Evelyn Pickering knew at a very early age that she wanted to be an artist.
At a point in the mid-19th Century when it was possible, but still not entirely acceptable, for women to do so, she convinced her parents to allow her to attend art school. She enrolled at the Slade School of Art in London, which had only been established two years earlier in 1871. The school’s principal was Sir John Edward Poynter, and the young Pickering was trained in his classical style.
She was also influenced greatly by her uncle, Roddam Spencer Stanhope, Her visits to him in Florence exposed her to Sandro Botticelli and his contemporaries, and she would show that influence through her career (as you can see in her depiction of Flora).
She gradually moved away from classicism and into the allegorical style that would put her in the retro-avant-garde milieu of the Pre-Raphaelites.
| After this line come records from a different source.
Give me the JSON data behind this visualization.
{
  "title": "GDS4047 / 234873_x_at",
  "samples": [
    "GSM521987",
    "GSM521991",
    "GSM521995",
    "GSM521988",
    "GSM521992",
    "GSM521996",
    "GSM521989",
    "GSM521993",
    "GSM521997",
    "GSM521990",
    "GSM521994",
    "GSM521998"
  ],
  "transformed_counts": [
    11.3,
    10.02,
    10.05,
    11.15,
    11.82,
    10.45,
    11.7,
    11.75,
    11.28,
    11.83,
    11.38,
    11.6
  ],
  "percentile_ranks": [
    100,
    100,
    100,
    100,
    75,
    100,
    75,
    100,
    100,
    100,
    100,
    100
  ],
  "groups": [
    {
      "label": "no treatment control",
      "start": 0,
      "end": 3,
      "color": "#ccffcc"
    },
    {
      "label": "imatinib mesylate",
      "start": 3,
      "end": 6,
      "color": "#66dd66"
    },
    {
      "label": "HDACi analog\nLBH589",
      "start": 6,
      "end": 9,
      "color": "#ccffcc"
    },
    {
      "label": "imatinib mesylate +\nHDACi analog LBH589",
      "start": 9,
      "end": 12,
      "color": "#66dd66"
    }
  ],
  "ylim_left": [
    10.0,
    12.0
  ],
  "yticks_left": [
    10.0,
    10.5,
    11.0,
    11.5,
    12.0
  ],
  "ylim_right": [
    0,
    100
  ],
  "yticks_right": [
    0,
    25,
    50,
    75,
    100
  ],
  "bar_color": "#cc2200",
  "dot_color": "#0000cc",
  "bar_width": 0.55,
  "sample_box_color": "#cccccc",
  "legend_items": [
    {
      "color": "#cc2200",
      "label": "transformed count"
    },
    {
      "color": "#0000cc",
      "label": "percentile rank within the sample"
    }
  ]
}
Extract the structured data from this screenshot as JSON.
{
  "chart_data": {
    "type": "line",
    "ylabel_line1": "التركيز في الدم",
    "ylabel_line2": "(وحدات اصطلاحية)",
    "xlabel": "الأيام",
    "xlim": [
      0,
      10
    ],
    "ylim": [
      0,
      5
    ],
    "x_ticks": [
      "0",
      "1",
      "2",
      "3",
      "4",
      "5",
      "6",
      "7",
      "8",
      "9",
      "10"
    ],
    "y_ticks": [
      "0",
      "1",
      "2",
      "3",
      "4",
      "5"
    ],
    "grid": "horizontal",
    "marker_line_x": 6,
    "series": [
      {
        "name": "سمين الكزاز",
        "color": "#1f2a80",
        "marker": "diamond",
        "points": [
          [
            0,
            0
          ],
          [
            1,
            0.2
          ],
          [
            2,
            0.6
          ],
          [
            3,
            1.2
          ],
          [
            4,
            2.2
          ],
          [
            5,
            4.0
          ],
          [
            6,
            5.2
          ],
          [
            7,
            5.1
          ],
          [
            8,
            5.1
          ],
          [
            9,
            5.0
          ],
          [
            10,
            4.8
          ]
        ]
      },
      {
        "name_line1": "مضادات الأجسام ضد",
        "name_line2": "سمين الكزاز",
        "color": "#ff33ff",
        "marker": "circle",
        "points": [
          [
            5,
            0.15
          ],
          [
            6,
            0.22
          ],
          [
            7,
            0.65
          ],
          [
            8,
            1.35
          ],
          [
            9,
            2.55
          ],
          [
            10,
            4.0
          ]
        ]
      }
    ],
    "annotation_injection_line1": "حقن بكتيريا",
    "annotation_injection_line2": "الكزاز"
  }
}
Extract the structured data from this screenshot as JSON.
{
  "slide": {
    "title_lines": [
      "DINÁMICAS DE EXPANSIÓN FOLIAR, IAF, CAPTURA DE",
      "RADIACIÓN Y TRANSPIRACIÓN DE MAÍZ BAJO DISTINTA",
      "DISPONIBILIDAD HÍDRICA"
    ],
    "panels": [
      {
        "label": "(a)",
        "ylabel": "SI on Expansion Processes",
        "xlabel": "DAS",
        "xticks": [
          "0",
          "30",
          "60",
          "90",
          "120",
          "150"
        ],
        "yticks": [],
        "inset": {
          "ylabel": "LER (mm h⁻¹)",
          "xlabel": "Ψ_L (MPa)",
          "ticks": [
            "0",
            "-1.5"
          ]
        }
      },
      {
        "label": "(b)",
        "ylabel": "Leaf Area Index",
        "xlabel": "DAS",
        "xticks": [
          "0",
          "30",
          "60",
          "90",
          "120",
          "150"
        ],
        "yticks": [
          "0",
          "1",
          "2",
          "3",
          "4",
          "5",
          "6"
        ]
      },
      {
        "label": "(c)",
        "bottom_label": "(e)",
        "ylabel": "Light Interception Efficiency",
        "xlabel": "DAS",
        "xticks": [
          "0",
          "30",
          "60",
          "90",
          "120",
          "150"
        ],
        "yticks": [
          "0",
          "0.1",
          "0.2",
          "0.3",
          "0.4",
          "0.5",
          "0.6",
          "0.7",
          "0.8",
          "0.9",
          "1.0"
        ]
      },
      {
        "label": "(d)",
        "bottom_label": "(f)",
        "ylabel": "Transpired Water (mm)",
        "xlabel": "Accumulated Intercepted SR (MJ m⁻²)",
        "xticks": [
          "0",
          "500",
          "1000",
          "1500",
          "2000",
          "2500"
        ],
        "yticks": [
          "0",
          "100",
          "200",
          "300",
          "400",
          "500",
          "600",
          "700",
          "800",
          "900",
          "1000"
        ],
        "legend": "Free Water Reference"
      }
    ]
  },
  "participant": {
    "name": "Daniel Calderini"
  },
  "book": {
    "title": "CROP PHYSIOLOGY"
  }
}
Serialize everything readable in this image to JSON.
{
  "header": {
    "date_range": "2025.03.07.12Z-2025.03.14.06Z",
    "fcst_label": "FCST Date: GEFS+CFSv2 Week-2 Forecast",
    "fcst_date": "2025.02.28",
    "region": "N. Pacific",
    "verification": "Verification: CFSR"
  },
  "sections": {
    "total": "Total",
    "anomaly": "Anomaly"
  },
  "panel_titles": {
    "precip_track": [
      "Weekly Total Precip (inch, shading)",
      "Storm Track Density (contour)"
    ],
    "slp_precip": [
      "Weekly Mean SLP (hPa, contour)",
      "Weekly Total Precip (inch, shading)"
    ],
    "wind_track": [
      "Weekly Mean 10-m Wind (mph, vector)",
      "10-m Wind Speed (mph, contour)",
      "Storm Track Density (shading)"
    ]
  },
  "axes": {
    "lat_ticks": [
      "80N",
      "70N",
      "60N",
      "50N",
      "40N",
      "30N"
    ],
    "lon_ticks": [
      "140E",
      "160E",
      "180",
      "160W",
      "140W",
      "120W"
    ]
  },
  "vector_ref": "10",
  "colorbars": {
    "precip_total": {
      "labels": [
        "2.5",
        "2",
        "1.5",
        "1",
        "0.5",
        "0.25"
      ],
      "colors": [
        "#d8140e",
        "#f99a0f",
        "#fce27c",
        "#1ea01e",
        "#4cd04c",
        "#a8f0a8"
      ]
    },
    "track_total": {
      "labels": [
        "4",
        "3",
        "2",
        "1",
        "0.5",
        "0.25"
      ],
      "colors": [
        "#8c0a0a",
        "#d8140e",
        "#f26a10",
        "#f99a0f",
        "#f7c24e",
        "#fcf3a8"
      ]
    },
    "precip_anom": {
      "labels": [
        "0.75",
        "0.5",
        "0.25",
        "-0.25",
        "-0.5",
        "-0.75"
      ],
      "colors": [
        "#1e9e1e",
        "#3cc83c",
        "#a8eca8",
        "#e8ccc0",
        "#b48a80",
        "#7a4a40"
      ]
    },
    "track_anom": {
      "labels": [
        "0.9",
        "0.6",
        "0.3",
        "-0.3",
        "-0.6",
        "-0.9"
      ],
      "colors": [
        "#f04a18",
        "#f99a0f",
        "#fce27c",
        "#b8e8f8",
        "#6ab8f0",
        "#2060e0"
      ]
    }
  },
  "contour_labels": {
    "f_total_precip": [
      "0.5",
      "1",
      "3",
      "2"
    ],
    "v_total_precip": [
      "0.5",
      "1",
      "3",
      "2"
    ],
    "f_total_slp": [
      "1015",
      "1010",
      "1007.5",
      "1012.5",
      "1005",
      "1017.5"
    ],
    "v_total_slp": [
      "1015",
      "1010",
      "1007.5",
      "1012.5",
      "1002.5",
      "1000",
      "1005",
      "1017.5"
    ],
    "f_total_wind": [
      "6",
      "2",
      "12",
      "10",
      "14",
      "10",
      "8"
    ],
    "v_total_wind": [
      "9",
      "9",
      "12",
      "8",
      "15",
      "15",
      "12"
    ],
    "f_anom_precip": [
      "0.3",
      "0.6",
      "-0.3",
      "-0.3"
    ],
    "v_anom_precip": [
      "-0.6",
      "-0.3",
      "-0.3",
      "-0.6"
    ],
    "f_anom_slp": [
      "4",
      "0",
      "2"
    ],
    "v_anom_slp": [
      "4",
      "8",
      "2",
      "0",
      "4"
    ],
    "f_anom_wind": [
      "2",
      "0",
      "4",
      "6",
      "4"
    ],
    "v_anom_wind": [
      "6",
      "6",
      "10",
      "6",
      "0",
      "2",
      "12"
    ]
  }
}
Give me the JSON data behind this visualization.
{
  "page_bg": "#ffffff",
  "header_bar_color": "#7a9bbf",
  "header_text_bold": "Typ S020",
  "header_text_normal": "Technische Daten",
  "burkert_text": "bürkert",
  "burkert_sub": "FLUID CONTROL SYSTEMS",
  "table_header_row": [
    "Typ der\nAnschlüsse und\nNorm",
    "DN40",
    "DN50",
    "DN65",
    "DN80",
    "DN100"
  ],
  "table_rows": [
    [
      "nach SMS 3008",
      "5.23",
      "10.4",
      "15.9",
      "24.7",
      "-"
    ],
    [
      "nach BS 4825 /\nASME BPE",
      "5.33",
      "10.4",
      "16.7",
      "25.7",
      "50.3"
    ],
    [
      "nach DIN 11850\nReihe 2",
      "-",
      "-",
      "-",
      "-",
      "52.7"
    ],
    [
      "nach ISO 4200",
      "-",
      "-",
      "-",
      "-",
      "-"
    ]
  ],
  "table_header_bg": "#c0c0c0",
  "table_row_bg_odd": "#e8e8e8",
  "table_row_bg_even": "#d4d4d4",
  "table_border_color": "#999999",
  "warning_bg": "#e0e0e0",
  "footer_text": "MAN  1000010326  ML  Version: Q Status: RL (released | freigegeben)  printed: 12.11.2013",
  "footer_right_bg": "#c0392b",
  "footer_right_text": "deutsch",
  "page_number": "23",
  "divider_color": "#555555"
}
She was one of the first exhibitors at the Grosvenor Gallery, along with Edward Byrne-Jones, George Frederick Watts and Sir Lawrence Alma Tadema. Like Marie Spartelli Stillman, she became a follower Byrne-Jones, who was one of the major figures of the Pre-Raphaelite movement and was also deeply influenced by the work of Botticelli.
When she was 32, Pickering married ceramicist William De Morgan. They became involved not only in art but social issues of the day including women’s suffrage, prison reform, pacifism and spiritualism (hey, just a couple of crazy hippies from the 1800’s). There is a De Morgan Centre in London, dedicated to the study of 19th Century art and society, built around their lives and work.
Her paintings share the Pre-Raphaelite characteristics of a refined, richly detailed style in the portrayal of literary and allegorical subjects. The image shown here, Queen Elanor and Fair Rosamund, portrays a colorful legend, contradicted by the real histories, of Henry II’s queen finding her way, by use of a spool of thread, through a maze constructed by the King to protect his mistress, in order to kill her.